One of the greatest gifts you can offer your kids is to let them lead. So often, adults think they know what's best for kids. Adults lead activities, discussion groups, social gatherings in the way they think will be most meaningful and edifying for kids.
The response is often (quite often!) skepticism, glazed expressions, and disinterest. But when kids are given the 'pulpit', they exhibit enthusiasm, creativity, and a knowing of exactly what it is that will be most satisfying to them and their peers. What a surprise that they should know what they want and need!
My kids and I belong to a spiritual community that gathers teens in the western region of the United States 2 times a year for a weekend retreat. The weekends are meticulously planned, organized and presented by representative teens that have been elected by the youth the preceding year. As an adult sponsor I have had the privilege of attending these gatherings joining with the other adults as the support team, and I can tell you they are the most meaningful retreats I have ever attended!
What a priceless gift is given to those teens who are given the opportunity to develop leadership skills. What a priceless gift is given to those teens who attend and are served by their peers who really 'get' them. Who better than other teens will know precisely what they want and need?
So too, we can look for occasions in the lives of our families to step out of the way of our kids and let them lead. The wisdom that will be revealed will take your breath away!
I experienced in a very powerful way just how marvelous, inspiring, and heartwarming this can be, to let them lead...
A number of years ago, I felt somewhat begrudging heading into the Eve of New Year. My kids had invited friends over and it looked like I would be doing more to 'hostess' this party than I thought I signed up for. I was putting together a lot of the meal.
My 17-year-old had initiated this party and had done a lot to prepare for his friends. When they arrived I was preparing to just be available for a minor support role. However, he switched from 'man-in-charge' to 'teenager hangin' with friends'!
As time went on, it became apparent that if dinner was to happen it looked like I better move from supporting role to 'make it happen' role.

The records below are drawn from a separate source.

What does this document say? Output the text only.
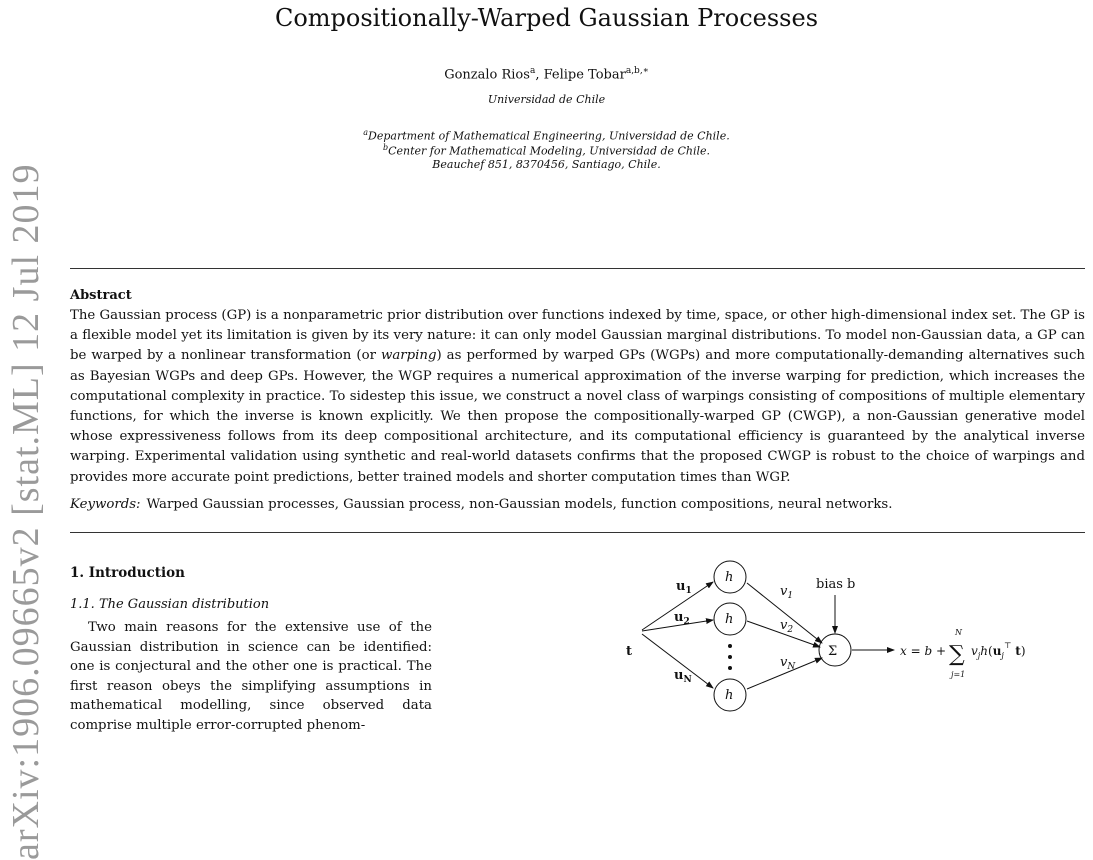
arXiv:1906.09665v2 [stat.ML] 12 Jul 2019
Compositionally-Warped Gaussian Processes
Gonzalo Rios$^a$, Felipe Tobar$^{a,b,∗}$
Universidad de Chile
$^a$Department of Mathematical Engineering, Universidad de Chile.
$^b$Center for Mathematical Modeling, Universidad de Chile.
Beauchef 851, 8370456, Santiago, Chile.
Abstract

The Gaussian process (GP) is a nonparametric prior distribution over functions indexed by time, space, or other high-dimensional index set. The GP is a flexible model yet its limitation is given by its very nature: it can only model Gaussian marginal distributions. To model non-Gaussian data, a GP can be warped by a nonlinear transformation (or warping) as performed by warped GPs (WGPs) and more computationally-demanding alternatives such as Bayesian WGPs and deep GPs. However, the WGP requires a numerical approximation of the inverse warping for prediction, which increases the computational complexity in practice. To sidestep this issue, we construct a novel class of warpings consisting of compositions of multiple elementary functions, for which the inverse is known explicitly. We then propose the compositionally-warped GP (CWGP), a non-Gaussian generative model whose expressiveness follows from its deep compositional architecture, and its computational efficiency is guaranteed by the analytical inverse warping. Experimental validation using synthetic and real-world datasets confirms that the proposed CWGP is robust to the choice of warpings and provides more accurate point predictions, better trained models and shorter computation times than WGP.

Keywords: Warped Gaussian processes, Gaussian process, non-Gaussian models, function compositions, neural networks.
1. Introduction
1.1. The Gaussian distribution

Two main reasons for the extensive use of the Gaussian distribution in science can be identified: one is conjectural and the other one is practical. The first reason obeys the simplifying assumptions in mathematical modelling, since observed data comprise multiple error-corrupted phenom-

t
h
h
h
Σ
$u_1$
$u_2$
$u_N$
$v_1$
$v_2$
$v_N$
bias b
x = b + ∑
N
j=1
$v_jh(u_j^⊤$ t)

I certainly was not inclined to call them in from having a blast on the trampoline. I also concluded that the younger set and their friends would be more in need of dinner being served at a reasonable hour. So step up I did.
When dinner was served I was bowled over by surprise as my 17 year old spontaneously led the blessing.
Later in the evening, we all participated in a year-closing ceremony. Because I was chaperoning this evening I was unable to attend a bowl-burning ceremony at our spiritual center.
Thus my one request for events scheduled was that we have a similar type ceremony ourselves with one stipulation: I felt guided to let them lead.
From the nine-year-olds to the 17-year-olds, we all filled out 3 x 5 index cards with what we wished to release from the previous year. It was remarkable when a solemn atmosphere settled in where loud laughter and shrieks had reigned supreme moments before. These kids were so sincere in their soul-searching.
From previous get-togethers, in other family situations, I had grown familiar with the rolled eyes from the younger generation when requested by the old-folks to make something significant (sometimes participating in the eye-rolling myself)! I am quite certain this is what allowed the kids to take it seriously - it was not imposed on them by the elders. Sure, the request had been made, but then it was turned over to be youth-led.
Anyways, after the lists were complete, a huge bonfire was built out front on our property with everyone contributing an addition of fuel- cardboard, lumber, oak logs... It was blazing. Then we were instructed to put our list on the fire when the timing felt right.
Again, the kids did not dismiss the significance of the symbolic act of letting go for the year ending. Each reverently stood quietly until ready to place their offering in the flames.
Then one of the teenagers asked if we could do 'fuzzies'. Everyone agreed, so I learned about 'fuzzies': each one went to every other person, faced them, held hands, gazed in each others' eyes, held each other in a hug for 3 deep breaths, held hands momentarily then saluted each other with a bow and 'namaste' while holding each others' eyes. It was rich. I am feeling the emotion even now as I write this.
But it wasn't over yet...still led by the youth around the campfire we made rain sounds (ask me if you want to know!), sang the bear hug song, ending with everyone standing on one side of the fire arm-in-arm, singing spiritual songs as we rocked gently back and forth.
I was so grateful, felt so blessed, and was soooo over my begrudgement.
I encourage you to give your kids a chance and let them lead. And don't be surprised when you are richly rewarded. Namasté!